The untouched beauty of the islands, the unpolluted environment and the very friendly attitude of the local people combine to enhance the attraction of the destination.
Another factor in Fiji’s favour is the relative ease of access. Most charter passengers fly in, take the charter and then fly out again, so airline services are important.
Air Pacific, the country’s national carrier, offers excellent connections to all the main source markets with flights departing Los Angeles late afternoon and arriving early the next morning in Nadi, the gateway to the cruising areas.
Fiji also has a number of quality marinas and excellent facilities for servicing yachts. Yachts can charter out of a selected port knowing that both regular maintenance and emergency repairs can be undertaken without too much trouble.
A survey of the impact of superyachts on the tourist industry in Fiji has just been completed.
It was conducted by the Port Denarau marina for the FIHTA Marine Industry Committee.
It is estimated that in 2010, 700 yachts came to Fiji, 32 of which were superyachts.
The survey sample covered 50 vessels. The survey only covers the revenue generated by foreign yachts visiting Fiji and does not take into account revenue from the domestic yacht market.
The total revenue from foreign yachts was estimated at FJ$33 million; FJ$3.9 million from superyachts and FJ$21.8 million from yachts and the direct contribution to the government revenue was over FJ$3.8 million. Departing guests also paid over FJ$613,000 in departure tax.
Over sixty percent of the guests flew by the national carrier, Air Pacific, contributing an estimated FJ$6.6 million to their revenue.
In total, there were 1006 guests on 32 superyachts and 4567 guests on visiting yachts as well as a total of 1863 crew.
Superyachts stayed in Fiji waters for an average of 136 days and visiting yachts for an average of 116 days.
By contrast, in 2010, cruise ship visits totalled 63 calls to various ports with an estimated total of 96,000 passengers, and average stay of just over a day and a contribution to the Fiji economy of FJ$6.4 million.
Although cruise ships bring significantly more passengers to Fiji, the impact on the economy is very much smaller than for yachts.

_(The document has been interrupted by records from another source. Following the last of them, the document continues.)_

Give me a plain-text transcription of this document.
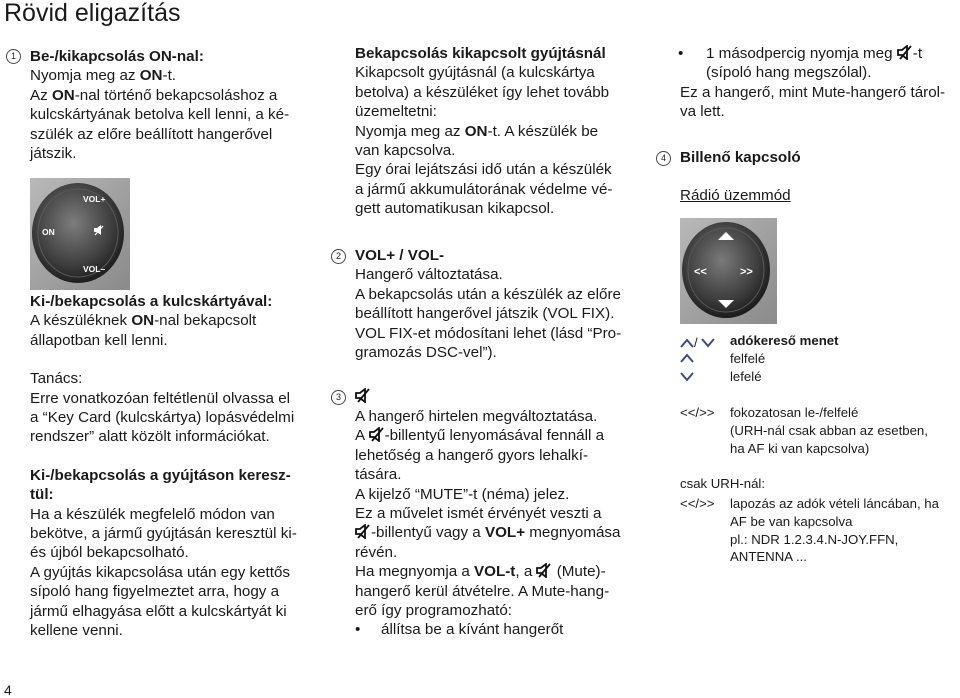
Rövid eligazítás
1 Be-/kikapcsolás ON-nal:

Nyomja meg az ON-t.

Az ON-nal történő bekapcsoláshoz a

kulcskártyának betolva kell lenni, a ké-

szülék az előre beállított hangerővel

játszik.

VOL+
ON
VOL–

Ki-/bekapcsolás a kulcskártyával:

A készüléknek ON-nal bekapcsolt

állapotban kell lenni.

Tanács:

Erre vonatkozóan feltétlenül olvassa el

a “Key Card (kulcskártya) lopásvédelmi

rendszer” alatt közölt információkat.

Ki-/bekapcsolás a gyújtáson keresz-

tül:

Ha a készülék megfelelő módon van

bekötve, a jármű gyújtásán keresztül ki-

és újból bekapcsolható.

A gyújtás kikapcsolása után egy kettős

sípoló hang figyelmeztet arra, hogy a

jármű elhagyása előtt a kulcskártyát ki

kellene venni.

Bekapcsolás kikapcsolt gyújtásnál

Kikapcsolt gyújtásnál (a kulcskártya

betolva) a készüléket így lehet tovább

üzemeltetni:

Nyomja meg az ON-t. A készülék be

van kapcsolva.

Egy órai lejátszási idő után a készülék

a jármű akkumulátorának védelme vé-

gett automatikusan kikapcsol.

2 VOL+ / VOL-

Hangerő változtatása.

A bekapcsolás után a készülék az előre

beállított hangerővel játszik (VOL FIX).

VOL FIX-et módosítani lehet (lásd “Pro-

gramozás DSC-vel”).

3

A hangerő hirtelen megváltoztatása.

A -billentyű lenyomásával fennáll a

lehetőség a hangerő gyors lehalkí-

tására.

A kijelző “MUTE”-t (néma) jelez.

Ez a művelet ismét érvényét veszti a

-billentyű vagy a VOL+ megnyomása

révén.

Ha megnyomja a VOL-t, a  (Mute)-

hangerő kerül átvételre. A Mute-hang-

erő így programozható:

• állítsa be a kívánt hangerőt

• 1 másodpercig nyomja meg -t

(sípoló hang megszólal).

Ez a hangerő, mint Mute-hangerő tárol-

va lett.

4 Billenő kapcsoló

Rádió üzemmód

<<	>>
/	adókereső menet
felfelé
lefelé
<</>>	fokozatosan le-/felfelé
(URH-nál csak abban az esetben,
ha AF ki van kapcsolva)
csak URH-nál:
<</>>	lapozás az adók vételi láncában, ha
AF be van kapcsolva
pl.: NDR 1.2.3.4.N-JOY.FFN,
ANTENNA ...
4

Nigel Skeegs, of Port Denarau Marina, says "Fiji is entering a very exciting phase in tourism, of which we hope to see yachting in Fiji as a major contributor to our economy.
“The Government of Fiji has made many changes of late with the extension of visiting yachts time allowed in the country to 18 months, duty on importation of yachts to 5%, the Super Yacht Charter Decree and, finally, the refinement of the outdated domestic clearance legislation.
“Both Port Denarau Marina and Vuda Marina are working very closely with relevant government departments in the hope of becoming ports of entry to ultimately give the visiting tourist a more streamlined and cleaner method of entering and exiting the country.
“The Fiji Navy has also taken over all hydrographic services for Fiji and are about to embark on a huge project of resurveying Fiji waters.
“With many soundings dating back to pre-World War One and chart datums being incorrect, this will be a welcome resource for our domestic boating community as well as that of our visitors.”
Skeegs said one of the biggest concerns for the yachting industry in Fiji now is the lack of marinas and berths for both yachts and superyachts.
“For the industry to grow, we need facilities spread throughout Fiji and this requires considerable investment in dredging and infrastructure.
“Unfortunately, with all marinas in Fiji being under price control, there is no incentive to build and develop by marinas.
“The Commerce Commission is controlling all charges by marinas including the protection of all foreign vessels and superyacht charges,” Skeegs said.
However, the industry is confident the yachting tourism in Fiji, particularly the superyacht segment, is poised for growth in the next two years.
There are a number of infrastructure developments planned that will make the area even more attractive for chartering.
In addition, the Fiji government continues to seek ways to support the industry.